Guitarist “Motor City Josh” Ford is representative of many a blues musician’s experience in Atlanta. Arriving from Detroit four years ago, he had no success breaching the well-entrenched music lineups at such intown venues as Blind Willie’s or the Northside Tavern (though he did land a regular spot at Fuzzy’s).

But Ford — who won the solo/acoustic competition and was named “People’s Choice” in last month’s Atlanta Blues Society’s Blues Challenge — found plenty of work in the suburban venues that ring the city, both as a solo act and with his band. Among these: Darwin’s in Marietta, Chip’s Bar & Grill in Winder, the Peckerhead Brewery in Douglasville and Motor Heads (former home of the Blue Sky Tavern) in McDonough. “Darwin’s has the best blues music in Atlanta — the best acts and the most variety,” Ford says.

In 2003, countless ‘burb venues have vied for a taste of the metro Atlanta blues pie. Some stirred blues into standard neighborhood bar karaoke-to-classic-rock fare. Some that chose strictly blues didn’t make it: Ricky Dean’s Olde Town Blues Club in Conyers, a nice venue in the wrong location, opened and closed in short order. So did Raleigh’s BBQ & Blues in Decatur. But others, such as Darwin’s and Chip’s Bar & Grill, have focused on blues, maintained high-quality entertainment and kept the doors open.

There are two principal reasons these venues exist. First, Atlanta has more blues hopefuls knocking around than it knows what to do with, and like Ford, many never find their way into established rotations at intown clubs. The second, perhaps more telling, reason was summed up recently by a female patron at 37 Main, a new blues venue in downtown Buford. “I used to have to drive to Blind Willie’s to hear blues, and it was worth it,” she said. “But now I don’t have to.”

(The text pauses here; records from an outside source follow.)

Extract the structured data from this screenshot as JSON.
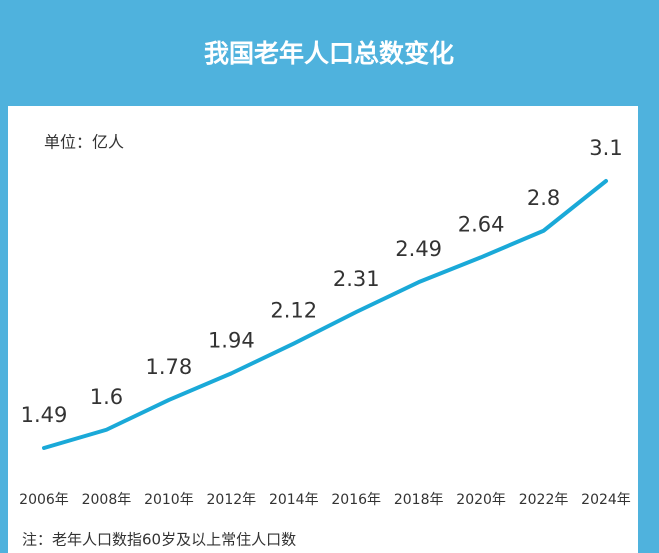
{
  "chart_data": {
    "type": "line",
    "title": "我国老年人口总数变化",
    "unit_label": "单位：亿人",
    "note": "注：老年人口数指60岁及以上常住人口数",
    "categories": [
      "2006年",
      "2008年",
      "2010年",
      "2012年",
      "2014年",
      "2016年",
      "2018年",
      "2020年",
      "2022年",
      "2024年"
    ],
    "values": [
      1.49,
      1.6,
      1.78,
      1.94,
      2.12,
      2.31,
      2.49,
      2.64,
      2.8,
      3.1
    ],
    "color": "#1aa9d8"
  }
}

Travel time and the proverbial DUI gauntlet turn I-285 into a moat that both intowners and suburbanites often aren’t willing to cross. “Atlanta has a chip on its shoulder about inside the Perimeter [versus] outside the Perimeter. It’s not like that in Detroit or Chicago,” says Ford, who in fact is moving to Chicago in January, in hopes of studying with that city’s surviving blues masters. “I think it’s crazy. People have this false sense of how it’s supposed to be.”

The Perimeter is, sadly, often a racial divide as well, as black acts dominate the calendar at such newer intown clubs as Blues in the Alley (in Underground Atlanta) and Liz and Lee’s Live (in East Point), while acts in suburban locales are predominantly white. Such segregation is to no one’s benefit, but don’t expect it to change any time soon.